Chase suggests that Microsoft's new SmartGlass tech might actually be a boon for third-party software development for NIntendo's upcoming Wii U console. What do you think?

At Microsoft's 2012 Electronic Entertainment Expo (E3) press briefing, the company introduced a new technology called Xbox SmartGlass. What appears to be an app for tablets and smartphones will allow you to tie your console experience to other related content, such as in-game maps and information about the game you are playing or the show you are watching.
While very little was shown in the way of interacting with a game through SmartGlass -- a brief and generic football playbook scene occured -- many game journalists and professionals made the association to Nintendo's upcoming Wii U system with its touchscreen Wii U Gamepad.
The overwhelming majority saw it as undercutting the Big N's new console and beating Nintendo at its own game, but what I saw was a possible savior for Nintendo's storied third-party woes.

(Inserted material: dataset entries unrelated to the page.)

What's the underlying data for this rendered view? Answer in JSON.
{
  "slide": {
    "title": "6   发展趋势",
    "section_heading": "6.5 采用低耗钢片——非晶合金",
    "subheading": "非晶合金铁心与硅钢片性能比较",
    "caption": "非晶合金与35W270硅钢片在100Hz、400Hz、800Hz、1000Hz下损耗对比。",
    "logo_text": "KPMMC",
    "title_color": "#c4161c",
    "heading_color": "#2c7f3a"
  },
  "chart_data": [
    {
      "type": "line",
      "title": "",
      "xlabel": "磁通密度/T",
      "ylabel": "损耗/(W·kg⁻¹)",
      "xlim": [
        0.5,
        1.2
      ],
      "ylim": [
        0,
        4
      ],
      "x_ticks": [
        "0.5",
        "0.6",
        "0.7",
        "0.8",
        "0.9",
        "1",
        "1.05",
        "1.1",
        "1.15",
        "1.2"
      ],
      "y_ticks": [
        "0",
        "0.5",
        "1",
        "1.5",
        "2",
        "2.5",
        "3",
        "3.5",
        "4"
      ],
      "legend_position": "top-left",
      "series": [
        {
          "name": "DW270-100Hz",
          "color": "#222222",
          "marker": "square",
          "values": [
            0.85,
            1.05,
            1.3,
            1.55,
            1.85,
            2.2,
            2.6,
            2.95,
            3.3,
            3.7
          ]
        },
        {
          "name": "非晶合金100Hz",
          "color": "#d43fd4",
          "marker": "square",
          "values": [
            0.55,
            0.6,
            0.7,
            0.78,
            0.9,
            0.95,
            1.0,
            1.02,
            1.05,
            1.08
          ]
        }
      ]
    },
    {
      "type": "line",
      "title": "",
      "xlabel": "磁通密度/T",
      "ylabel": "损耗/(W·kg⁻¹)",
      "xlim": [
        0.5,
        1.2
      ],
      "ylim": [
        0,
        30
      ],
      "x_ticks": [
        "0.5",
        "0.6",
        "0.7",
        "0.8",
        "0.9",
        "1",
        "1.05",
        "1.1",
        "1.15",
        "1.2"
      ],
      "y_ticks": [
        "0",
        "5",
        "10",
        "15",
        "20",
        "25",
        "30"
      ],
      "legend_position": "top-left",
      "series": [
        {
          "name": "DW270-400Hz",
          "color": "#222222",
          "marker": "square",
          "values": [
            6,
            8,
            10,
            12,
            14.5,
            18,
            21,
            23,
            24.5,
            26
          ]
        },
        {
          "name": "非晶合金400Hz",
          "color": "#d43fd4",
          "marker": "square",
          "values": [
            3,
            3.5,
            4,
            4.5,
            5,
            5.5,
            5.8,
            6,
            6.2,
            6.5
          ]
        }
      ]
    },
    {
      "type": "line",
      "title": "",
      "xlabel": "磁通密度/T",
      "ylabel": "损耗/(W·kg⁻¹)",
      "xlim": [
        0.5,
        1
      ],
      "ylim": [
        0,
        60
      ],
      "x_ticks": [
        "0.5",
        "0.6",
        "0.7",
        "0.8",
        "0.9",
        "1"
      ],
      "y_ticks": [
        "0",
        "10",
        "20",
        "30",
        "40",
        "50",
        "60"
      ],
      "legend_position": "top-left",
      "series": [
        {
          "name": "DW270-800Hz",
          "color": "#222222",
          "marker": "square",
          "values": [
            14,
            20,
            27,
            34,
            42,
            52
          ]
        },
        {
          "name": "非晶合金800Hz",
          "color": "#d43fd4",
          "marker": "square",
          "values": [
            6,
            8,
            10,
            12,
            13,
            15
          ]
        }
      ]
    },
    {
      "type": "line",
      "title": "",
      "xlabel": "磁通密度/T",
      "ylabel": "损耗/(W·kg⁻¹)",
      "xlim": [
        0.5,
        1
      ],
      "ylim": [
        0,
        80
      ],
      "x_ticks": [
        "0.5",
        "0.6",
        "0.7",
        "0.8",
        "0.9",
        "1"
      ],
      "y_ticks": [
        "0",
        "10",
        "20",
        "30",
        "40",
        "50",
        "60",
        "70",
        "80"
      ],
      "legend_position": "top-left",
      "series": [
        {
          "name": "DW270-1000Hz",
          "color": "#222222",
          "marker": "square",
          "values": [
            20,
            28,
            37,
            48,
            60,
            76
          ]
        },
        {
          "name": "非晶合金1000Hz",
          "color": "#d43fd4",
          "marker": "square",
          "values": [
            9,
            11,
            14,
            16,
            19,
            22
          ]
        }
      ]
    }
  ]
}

The reason "multiplatform" means "Xbox 360, PlayStation 3, and PC, but not the Wii" is two-fold. The first being the Wii's obvious technical limitations, which the new Wii U allievates (if only for a couple years at the most until Sony and Microsoft reveal their big new systems), but second and more pressing is the method of play control. A Wii Remote is not a 360 controller, and it never will be, but with the Wii U Gamepad and Xbox SmartGlass having such an obvious overlap, cross-developing for both platforms seems to be relatively natural.

Third-party studios shied away from Nintendo when it meant appealing to only a single console's audience (especially one that skewed younger) when you could get a bigger multiplatform population instead, but the risk is significantly lower if the 360 and Wii U can share a few titles between each other (which the more traditional-looking Wii U Pro Controller only enhances). Plus, having a graphical leg up and its awesome stable of first-party software, Nintendo has a real chance at dominating the market early.
Nintendo shouldn't see SmartGlass as a threat as much as a window to getting back into the third-party conversation and reclaiming core gamers. Whether they utilize the opportunity is up to them.